Sydney Inner City CBD

Recently retired relatives of mine were thinking of purchasing a pad in the CBD so I checked out a few places over the last 8 weeks.

Now I have always thought that inner city anywhere was overpriced, volatile capital growth, high rental but also higher financing costs (different LVR's for CBD) and high strata.

I was very surprised about the prices, one hand they can seem excellent but on closer inspection they falter pretty quickly.

Here's what I have found:

2 bed 2 bath 1 car spot in new-ish (built from mid 90's) 24 hr concierge, pool gym CCTV on every level. 550-650k strata 6-12k p.a 86-110sqm
These are in buildings along Kent, Pitt and Sussex st. Walk to central , chinatown, QVB etc. Buildings in Northeren end or the Rocks start from 750k (generally)

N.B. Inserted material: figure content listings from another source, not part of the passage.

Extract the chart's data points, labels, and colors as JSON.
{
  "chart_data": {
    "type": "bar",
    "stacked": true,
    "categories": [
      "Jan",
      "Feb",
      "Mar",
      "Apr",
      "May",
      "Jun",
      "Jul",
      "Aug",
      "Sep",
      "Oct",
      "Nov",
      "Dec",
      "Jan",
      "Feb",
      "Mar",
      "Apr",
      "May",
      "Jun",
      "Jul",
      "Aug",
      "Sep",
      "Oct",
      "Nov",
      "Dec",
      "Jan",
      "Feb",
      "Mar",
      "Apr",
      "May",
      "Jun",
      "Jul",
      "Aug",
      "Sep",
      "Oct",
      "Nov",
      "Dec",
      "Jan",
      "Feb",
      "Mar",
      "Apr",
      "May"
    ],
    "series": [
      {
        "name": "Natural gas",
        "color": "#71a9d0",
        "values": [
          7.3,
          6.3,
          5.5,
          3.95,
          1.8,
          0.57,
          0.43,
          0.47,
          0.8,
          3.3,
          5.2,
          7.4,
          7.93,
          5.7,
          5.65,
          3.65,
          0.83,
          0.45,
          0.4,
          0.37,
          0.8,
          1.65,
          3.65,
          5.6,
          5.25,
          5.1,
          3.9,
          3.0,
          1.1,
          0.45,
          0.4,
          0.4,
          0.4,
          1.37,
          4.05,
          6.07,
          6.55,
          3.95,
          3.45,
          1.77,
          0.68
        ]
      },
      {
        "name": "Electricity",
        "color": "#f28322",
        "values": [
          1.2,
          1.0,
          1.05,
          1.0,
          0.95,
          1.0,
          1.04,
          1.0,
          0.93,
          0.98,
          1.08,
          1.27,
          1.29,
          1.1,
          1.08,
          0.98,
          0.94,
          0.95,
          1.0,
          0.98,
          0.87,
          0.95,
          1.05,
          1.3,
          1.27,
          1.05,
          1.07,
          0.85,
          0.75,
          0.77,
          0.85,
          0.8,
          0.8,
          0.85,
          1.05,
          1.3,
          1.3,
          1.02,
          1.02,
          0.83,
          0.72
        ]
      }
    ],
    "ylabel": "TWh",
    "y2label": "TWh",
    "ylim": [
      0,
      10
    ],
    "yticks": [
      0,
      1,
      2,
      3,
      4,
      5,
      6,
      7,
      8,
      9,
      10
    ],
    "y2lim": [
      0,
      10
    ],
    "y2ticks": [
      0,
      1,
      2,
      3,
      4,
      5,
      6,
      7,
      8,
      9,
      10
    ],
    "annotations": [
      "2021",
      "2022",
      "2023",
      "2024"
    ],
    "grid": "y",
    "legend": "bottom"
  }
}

On price alone this is either on par or cheap compared to a similarly appointed building within 5km of cbd - camperdown, alexandria, etc.

From the retiress POV a 550k place in the city and a 550k townhouse in the Hills district, is a great option.

The capital growth is poor though... How poor?

Well I got a friend to look at previous sales in RPdata. Obviously the last few years saw a large turnover of units for prices cheaper than today, but many developers held their units to contract supply in specific buildings so in that regard many buildings have not had firesale prices which drags every unit down a bit.

One building in Sussex st really stood out though, prices when brand new were 400-500k, they are now trading 12 years later for 600-625k.

During the last 12 years you would have paid around 8k P.A in strata fees. I don't know what they rented for previously but units are renting for 700p.w there at the moment.

so thats a max 225k gain minus close to 100k in strata fees in 12 years.

hmmmm.

After more research I think they should invest the cash and just rent for a few years. This also gives them the flexibility to say rent in Manly over the summer if they want.

I can still see why you'd buy in the city but I certainly wouldn't want to be relying on capital growth.